Since 1993, human rights workers and other investigators have documented extensive state-supported violence against women, including gang rape by police and military personnel, in many countries including Haiti, Honduras, El Salvador, Iran, Rwanda, Kosovo, East Timor, Myanmar, and the Sudan. According to a recent UN report, however, the sexual violence in the Congo is among the worst in the world. There it has been reported that in some villages as many as 70% of the women residents have been brutally raped by raiding militias, whose only goal appears to be sexual assault and terror. The assailants sometimes rape the women with objects, such as bayonets and chunks of wood, causing severe internal injuries to the women's reproductive and digestive systems.

Physicians and others in the Congo who have been interviewed regarding the mass rapes have been at a loss to explain why they occur. However, other observers argue that such atrocities occur because the assailants behave with impunity. Their actions are often secretly endorsed by military or government officials, or because their victims are women and women are highly devalued in many societies, their actions are not regarded as being as serious as other types of war crimes.

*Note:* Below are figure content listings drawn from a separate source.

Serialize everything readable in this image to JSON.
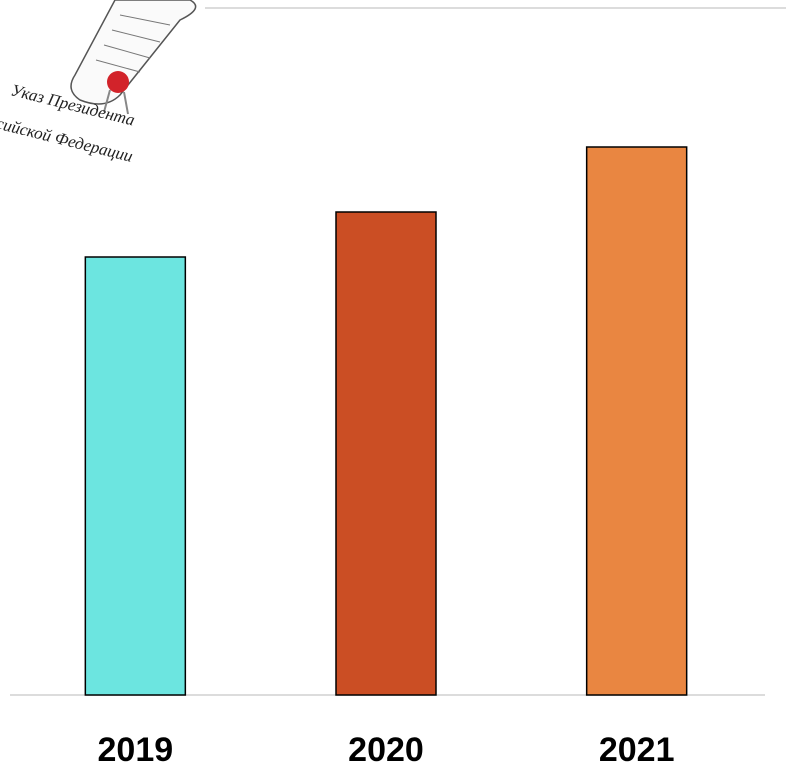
{
  "chart_data": {
    "type": "bar",
    "annotations": [
      "Указ Президента",
      "сийской Федерации"
    ],
    "categories": [
      "2019",
      "2020",
      "2021"
    ],
    "values": [
      438,
      483,
      548
    ],
    "colors": [
      "#6ce5e0",
      "#cb4e24",
      "#e98641"
    ],
    "ylim": [
      0,
      687
    ]
  }
}
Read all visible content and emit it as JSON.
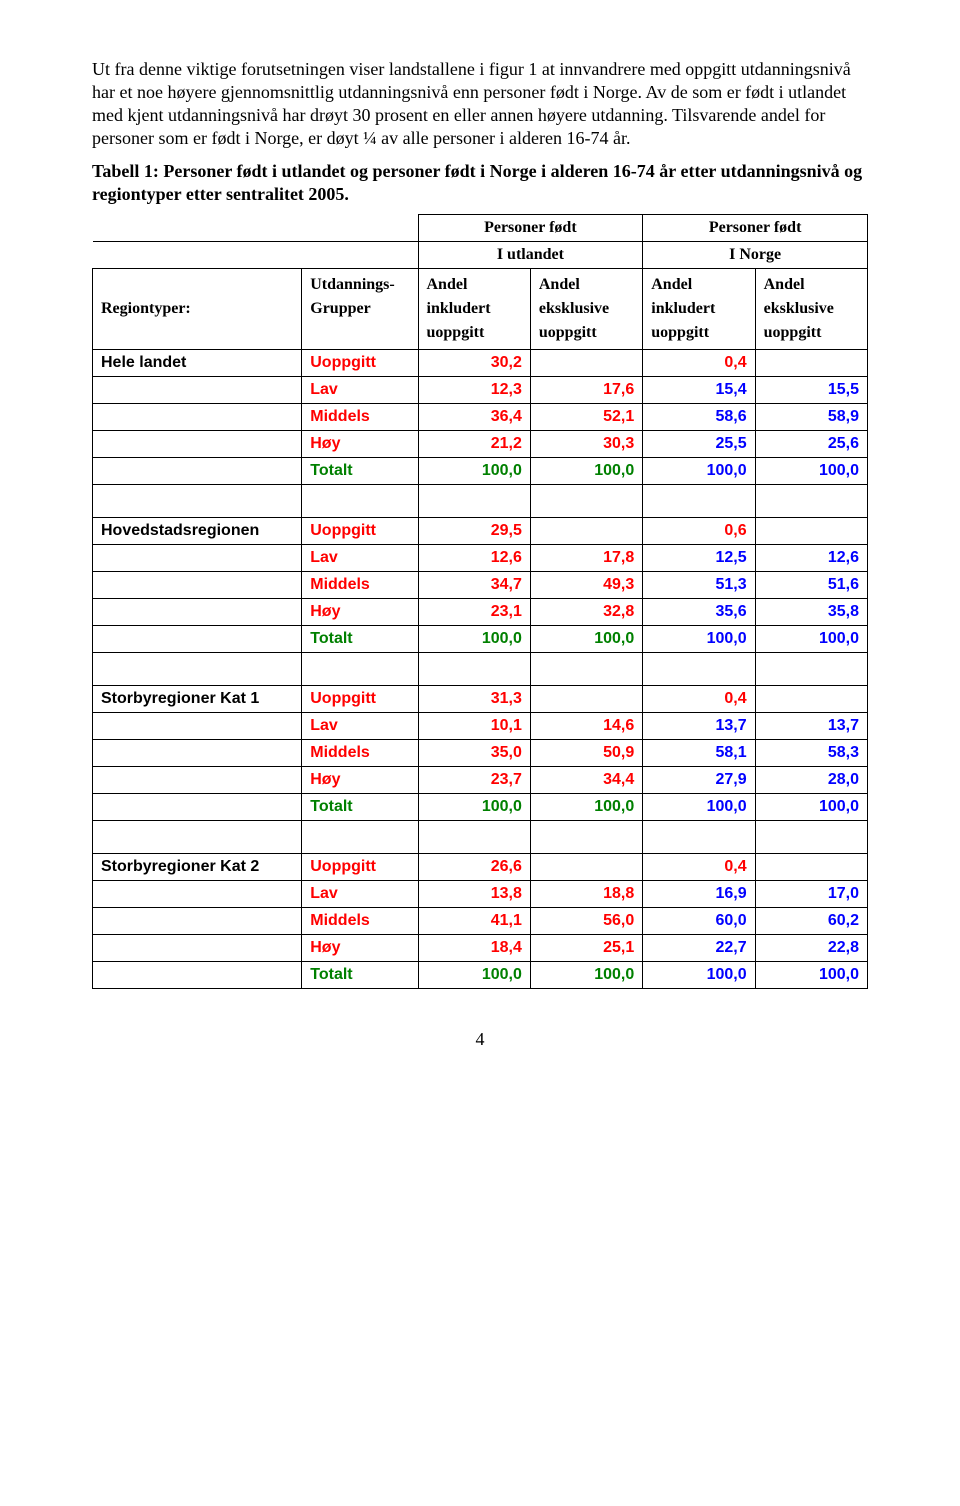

In 1994, the UN General Assembly adopted the Declaration on the Elimination of Violence Against Women, which calls on governments to condemn all forms of violence against women and to punish acts of violence against women, whether these acts are perpetrated by the state or by private individuals. The declaration also urges all member nations to ratify the Convention on the Elimination of All Forms of Discrimination Against Women, which includes provisions that in their effect impose sanctions for violence against women. (The United States remains the only industrialized country in the world that has not ratified this convention.) Nevertheless, despite these measures, mass rape and other forms of sexual abuse continue to be used by combatants as a warfare strategy.